In the era of COVID-19 and the newly spreading virus, monkeypox, a stigma against survivors is not fair to those who have overcome either. Gay men currently constitute 95 percent of all U.S. monkeypox cases.
“In our need to be on trend and in the know, we do things that expose ourselves and others and cast a stigma of shame and bad behavior on the entire community,” said Lesley Dixon of the Georgia State University Prevention Research Center.
As gay men, we have a responsibility to destigmatize and counter misinformation from others not within our ranks, but also to act responsibly. I have witnessed people who tested positive for COVID-19 and monkeypox share “safe” spaces with others in close proximity. This behavior is selfish and shameless and disregards the health and safety of others.
With the overturning of Roe v. Wade, the autonomy and agency over our bodies is under attack. It has been insinuated that marriage equality may be next on the chopping block.
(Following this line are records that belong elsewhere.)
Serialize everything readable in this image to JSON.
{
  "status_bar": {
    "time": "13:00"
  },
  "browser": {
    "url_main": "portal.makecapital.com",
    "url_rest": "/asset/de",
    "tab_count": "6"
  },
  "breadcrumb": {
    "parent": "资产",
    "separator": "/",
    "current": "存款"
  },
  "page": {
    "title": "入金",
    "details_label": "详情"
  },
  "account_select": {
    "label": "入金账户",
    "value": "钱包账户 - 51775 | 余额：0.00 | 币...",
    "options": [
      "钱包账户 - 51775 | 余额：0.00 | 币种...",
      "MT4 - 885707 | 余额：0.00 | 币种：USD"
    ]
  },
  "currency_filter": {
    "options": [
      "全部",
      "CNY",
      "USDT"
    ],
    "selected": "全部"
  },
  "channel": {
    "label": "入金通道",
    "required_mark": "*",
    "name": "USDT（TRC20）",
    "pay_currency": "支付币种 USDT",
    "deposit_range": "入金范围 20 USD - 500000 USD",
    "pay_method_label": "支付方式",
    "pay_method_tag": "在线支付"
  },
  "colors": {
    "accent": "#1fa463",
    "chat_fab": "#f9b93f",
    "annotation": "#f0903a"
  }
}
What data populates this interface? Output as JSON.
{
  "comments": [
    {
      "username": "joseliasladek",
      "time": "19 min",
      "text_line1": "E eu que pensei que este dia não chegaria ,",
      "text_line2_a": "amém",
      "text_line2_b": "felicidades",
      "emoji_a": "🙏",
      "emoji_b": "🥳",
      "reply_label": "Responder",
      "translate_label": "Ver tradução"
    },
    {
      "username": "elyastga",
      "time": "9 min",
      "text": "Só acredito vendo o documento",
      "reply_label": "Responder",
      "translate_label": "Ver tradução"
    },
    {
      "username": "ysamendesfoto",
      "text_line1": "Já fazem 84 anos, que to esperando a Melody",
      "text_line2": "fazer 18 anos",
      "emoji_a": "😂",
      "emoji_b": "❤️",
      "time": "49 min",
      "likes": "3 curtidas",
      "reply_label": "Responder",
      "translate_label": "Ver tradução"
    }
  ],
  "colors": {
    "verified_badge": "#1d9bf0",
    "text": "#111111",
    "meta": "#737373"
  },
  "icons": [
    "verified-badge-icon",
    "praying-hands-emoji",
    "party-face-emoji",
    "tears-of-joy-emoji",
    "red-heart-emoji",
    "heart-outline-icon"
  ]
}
A new age of activism in the fight for our freedoms is imperative and must be galvanized as it was when the first person threw a brick at the Stonewall riots. From 1969 to 1973, Marsha P. Johnson and Sylvia Rivera fought so that we may be afforded a freedom of expression that Black gays only dreamed of during that time.
During this new era of pandemics and viruses, let nothing threaten our sense of pride for each other or our love for our community.
If you or anyone you know is exhibiting symptoms of COVID-19 or monkeypox, please contact your nearest health department or medical professional and enact the precautions necessary to keep us all safe and healthy.